Benzer şekilde mağdur olduğunu söyleyen Pınar Kara ise, hastanenin doğumunu gerçekleştirmek yerine başka bir hastaneye yönlendirdiğini ve hiçbir resmi destek sunmadığını anlattı:

“Bana ‘bu bebek yaşamaz’ dediler. Ambulans bile vermediler, kendi imkânımla başka hastaneye gitmek zorunda kaldım. Doğum 33. haftada gerçekleşti, bebeğim 8 gün kuvözde kaldı.”

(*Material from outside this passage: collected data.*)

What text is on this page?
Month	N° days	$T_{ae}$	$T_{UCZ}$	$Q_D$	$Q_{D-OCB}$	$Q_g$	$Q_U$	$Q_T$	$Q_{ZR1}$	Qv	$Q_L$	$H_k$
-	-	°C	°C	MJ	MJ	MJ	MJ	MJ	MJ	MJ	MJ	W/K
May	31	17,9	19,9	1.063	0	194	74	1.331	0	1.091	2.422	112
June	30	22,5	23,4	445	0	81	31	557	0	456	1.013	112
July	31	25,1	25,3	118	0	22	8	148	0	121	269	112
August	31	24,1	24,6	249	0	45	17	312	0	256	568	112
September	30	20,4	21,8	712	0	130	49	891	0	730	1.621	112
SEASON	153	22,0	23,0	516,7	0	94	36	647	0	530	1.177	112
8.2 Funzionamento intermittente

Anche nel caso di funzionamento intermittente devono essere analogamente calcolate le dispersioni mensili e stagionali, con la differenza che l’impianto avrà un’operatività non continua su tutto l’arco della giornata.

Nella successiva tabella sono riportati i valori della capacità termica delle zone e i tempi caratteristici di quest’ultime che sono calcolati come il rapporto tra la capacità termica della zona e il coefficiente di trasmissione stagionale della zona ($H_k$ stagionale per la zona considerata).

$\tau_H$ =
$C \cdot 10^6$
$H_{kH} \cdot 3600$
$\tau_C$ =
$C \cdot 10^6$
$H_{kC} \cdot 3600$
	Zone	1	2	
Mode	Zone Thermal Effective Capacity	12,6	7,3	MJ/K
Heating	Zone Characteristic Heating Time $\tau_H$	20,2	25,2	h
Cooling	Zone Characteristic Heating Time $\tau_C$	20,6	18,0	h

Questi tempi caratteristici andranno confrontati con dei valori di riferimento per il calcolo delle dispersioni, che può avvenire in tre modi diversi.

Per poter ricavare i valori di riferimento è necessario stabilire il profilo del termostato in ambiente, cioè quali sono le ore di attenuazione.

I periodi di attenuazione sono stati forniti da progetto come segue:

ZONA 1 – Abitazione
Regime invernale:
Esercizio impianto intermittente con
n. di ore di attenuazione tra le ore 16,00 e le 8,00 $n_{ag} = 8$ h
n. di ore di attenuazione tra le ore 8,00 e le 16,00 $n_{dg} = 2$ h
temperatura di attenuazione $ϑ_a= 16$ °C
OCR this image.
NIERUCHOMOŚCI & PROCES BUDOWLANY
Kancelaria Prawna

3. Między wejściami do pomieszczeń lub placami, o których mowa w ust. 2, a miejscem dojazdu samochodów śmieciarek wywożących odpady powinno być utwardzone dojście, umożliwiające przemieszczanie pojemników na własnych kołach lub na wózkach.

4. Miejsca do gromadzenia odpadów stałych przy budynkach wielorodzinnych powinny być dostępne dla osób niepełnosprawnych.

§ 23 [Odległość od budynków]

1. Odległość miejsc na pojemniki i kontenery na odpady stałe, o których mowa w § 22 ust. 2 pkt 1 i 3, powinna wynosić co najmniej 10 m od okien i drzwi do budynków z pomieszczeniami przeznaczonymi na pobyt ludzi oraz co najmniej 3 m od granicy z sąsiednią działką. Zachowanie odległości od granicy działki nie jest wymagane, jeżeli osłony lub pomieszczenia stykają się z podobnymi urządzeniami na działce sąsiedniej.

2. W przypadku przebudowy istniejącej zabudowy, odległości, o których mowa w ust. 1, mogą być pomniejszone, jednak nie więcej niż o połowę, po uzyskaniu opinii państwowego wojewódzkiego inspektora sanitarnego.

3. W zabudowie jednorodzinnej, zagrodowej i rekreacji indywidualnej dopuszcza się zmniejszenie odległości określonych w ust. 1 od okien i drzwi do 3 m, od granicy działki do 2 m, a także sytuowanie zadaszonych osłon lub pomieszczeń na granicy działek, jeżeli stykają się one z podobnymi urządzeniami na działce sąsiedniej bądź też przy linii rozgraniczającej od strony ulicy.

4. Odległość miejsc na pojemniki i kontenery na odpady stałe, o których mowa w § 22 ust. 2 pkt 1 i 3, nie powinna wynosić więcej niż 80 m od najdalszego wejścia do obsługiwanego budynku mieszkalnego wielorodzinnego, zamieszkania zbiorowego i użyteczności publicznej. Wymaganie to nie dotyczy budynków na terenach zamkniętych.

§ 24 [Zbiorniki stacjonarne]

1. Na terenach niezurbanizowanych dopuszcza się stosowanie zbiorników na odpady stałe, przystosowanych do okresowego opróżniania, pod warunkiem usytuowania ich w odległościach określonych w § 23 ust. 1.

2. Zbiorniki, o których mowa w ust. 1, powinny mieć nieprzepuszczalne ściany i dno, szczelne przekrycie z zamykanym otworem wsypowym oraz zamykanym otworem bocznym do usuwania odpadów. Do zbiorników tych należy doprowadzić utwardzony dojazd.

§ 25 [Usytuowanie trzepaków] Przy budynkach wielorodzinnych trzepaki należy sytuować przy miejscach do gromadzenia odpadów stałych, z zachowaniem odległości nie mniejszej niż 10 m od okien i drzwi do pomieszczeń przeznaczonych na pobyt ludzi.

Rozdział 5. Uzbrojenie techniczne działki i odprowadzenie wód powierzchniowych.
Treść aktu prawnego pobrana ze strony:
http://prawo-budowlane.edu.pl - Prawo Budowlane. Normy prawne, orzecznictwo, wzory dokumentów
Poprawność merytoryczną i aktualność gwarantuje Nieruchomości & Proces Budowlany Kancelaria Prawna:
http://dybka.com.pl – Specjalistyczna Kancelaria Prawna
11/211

Hukuki süreç başladı: “Bu komplikasyon değil, organize müdahale”

Mağdurların avukatı Ali Kale, olayın sıradan bir tıbbi hata değil, bilinçli ve sistematik bir müdahale olduğunu savundu:

“Müvekkilim ilk muayenede sağlıklı bulunuyor, ardından ikinci muayenede hemen doğuma alınıyor. Bu, rutin bir doğum süreci değil. İddialar, doktorun hastaları kendi rızaları dışında erken doğuma zorladığı yönünde. Hukuki süreci başlattık ve davalara müdahil olacağız.”

Avukatlar, daha önce aynı doktor ve hastane hakkında benzer şikâyetlerin bulunduğunu da belirterek, sürecin detaylı şekilde soruşturulması gerektiğini ifade etti.

Mağdur annelerden çağrı: “Sesimizi duyun, adalet istiyoruz”

Mağdur aileler, hem Sağlık Bakanlığı’na hem de Adalet Bakanlığı’na çağrıda bulunarak yetkililerden destek beklediklerini açıkladı. Yaşadıkları sürecin hem psikolojik hem fiziksel anlamda çok yıpratıcı olduğunu ifade eden anneler, seslerini daha fazla duyurmak ve benzer mağduriyetlerin yaşanmaması için kamuoyu desteği talep ediyor.